New Delhi: Gold prices today rose 40 amid token buying by retailers and jewellers on the occasion of auspicious ‘Dhanteras’. Global gold prices were, however, steady as investors were cautious ahead of the US congressional elections due on Tuesday. In Delhi, gold rates of 99.9% and 99.5% purity advanced by 40 each to 32,690 and 32,540 per 10 gram, respectively. The precious metal had gained 20 on Saturday. Sovereign gold, however, held flat at 24,900 per piece of 8 gram. There is a strong belief that buying precious metals on the auspicious day brings prosperity. Dhanteras is largely celebrated in north and west India.

Following gold, silver ready also edged up by 10 to 39,540 per kg but weekly-based delivery fell by 183 to 38,637 per kg in line with weak global cues.

Compared to last year’s Dhanteras, gold prices have surged by 1,980 or over 6%, while silver has dropped by 1,470 or 3.5%.

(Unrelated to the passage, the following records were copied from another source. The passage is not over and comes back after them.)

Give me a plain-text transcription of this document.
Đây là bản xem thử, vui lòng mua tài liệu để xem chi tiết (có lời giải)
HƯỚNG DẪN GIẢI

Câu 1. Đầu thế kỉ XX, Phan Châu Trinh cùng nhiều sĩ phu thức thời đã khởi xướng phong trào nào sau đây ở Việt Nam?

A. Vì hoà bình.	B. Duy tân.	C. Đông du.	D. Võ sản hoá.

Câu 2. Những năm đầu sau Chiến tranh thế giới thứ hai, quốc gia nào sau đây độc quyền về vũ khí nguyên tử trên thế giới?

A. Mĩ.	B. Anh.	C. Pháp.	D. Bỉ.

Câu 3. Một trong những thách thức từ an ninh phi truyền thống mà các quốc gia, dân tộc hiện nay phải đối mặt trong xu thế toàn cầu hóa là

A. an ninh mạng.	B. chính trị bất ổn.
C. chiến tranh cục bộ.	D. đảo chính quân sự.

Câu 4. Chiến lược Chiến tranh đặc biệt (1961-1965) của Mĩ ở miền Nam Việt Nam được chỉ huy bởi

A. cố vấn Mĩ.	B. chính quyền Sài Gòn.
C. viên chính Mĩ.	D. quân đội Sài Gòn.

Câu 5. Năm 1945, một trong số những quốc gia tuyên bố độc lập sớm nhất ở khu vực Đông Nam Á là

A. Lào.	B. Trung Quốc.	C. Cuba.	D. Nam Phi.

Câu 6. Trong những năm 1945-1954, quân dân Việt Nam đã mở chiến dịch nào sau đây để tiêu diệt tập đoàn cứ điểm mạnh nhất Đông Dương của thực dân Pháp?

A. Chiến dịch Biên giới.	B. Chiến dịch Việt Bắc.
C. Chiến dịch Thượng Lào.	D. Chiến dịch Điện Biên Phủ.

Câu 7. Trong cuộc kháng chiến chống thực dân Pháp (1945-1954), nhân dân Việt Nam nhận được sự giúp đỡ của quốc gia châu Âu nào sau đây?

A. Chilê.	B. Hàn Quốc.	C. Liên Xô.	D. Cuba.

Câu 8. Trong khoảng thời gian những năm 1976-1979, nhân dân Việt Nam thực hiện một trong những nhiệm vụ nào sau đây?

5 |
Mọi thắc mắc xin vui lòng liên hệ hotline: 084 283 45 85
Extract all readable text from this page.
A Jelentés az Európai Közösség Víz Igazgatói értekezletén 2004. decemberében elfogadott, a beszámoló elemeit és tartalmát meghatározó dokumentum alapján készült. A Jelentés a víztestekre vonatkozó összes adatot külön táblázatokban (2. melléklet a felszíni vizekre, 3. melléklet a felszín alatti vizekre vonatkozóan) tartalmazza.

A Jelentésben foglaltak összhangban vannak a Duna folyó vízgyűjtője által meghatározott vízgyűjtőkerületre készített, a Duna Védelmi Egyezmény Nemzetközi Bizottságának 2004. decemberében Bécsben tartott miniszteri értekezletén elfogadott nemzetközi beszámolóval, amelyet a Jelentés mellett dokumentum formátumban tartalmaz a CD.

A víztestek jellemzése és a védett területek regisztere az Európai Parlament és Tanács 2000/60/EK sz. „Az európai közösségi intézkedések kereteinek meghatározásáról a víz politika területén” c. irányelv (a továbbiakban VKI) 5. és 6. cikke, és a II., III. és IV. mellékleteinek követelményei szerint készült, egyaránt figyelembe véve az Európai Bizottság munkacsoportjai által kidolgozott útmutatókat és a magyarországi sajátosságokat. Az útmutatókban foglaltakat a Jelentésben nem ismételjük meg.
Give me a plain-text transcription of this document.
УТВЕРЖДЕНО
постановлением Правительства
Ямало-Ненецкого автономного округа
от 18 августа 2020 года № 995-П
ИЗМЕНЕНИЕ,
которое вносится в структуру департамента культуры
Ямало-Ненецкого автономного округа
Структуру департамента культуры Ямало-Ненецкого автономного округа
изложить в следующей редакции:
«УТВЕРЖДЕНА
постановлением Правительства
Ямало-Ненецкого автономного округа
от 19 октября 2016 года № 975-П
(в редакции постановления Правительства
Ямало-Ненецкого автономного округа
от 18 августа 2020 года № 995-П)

Bullion traders said sales were higher by nearly 20 per cent and are expected to pick up later in the day on offers including discount on diamond jewellery and making charges of gold jewellery, apart from other incentives. Buying activity was more pronounced in ‘gold’ and ‘silver’ coins on the auspicious occasion, they said adding gold prices ruling at near six-year highs, marked just token purchases that restricted volume of business.

“Rupee’s trajectory is one of the major factor that will set the tone for domestic gold prices," according to Religare Broking Ltd. The rupee weakened against the US dollar tracking losses in Asian currencies. At 4.01pm, the rupee was trading at 73.07 a dollar, down 0.87% from its previous close.

“Though most of the factors point towards a positive outlook for prices from a long term perspective, but there are certain downside risks too emanating from Fed’s tightening path and the strength in dollar index that can cap gains in the precious metal," noted Religare Broking in a report.

Global spot gold rate was steady at $1,232.63 per ounce, while US gold futures were flat at $1,233.5 per ounce.

“Traders don’t want to extend any risk because of the growing uncertainty around the elections," Reuters quoted Stephen Innes, APAC trading head at OANDA in Singapore as saying. “We are seeing increasing weariness that the U.S. dollar could run out of steam, which naturally plays into gold... If we get a little bit of escalation of U.S. political risk that plays even more favourably into gold," Innes added.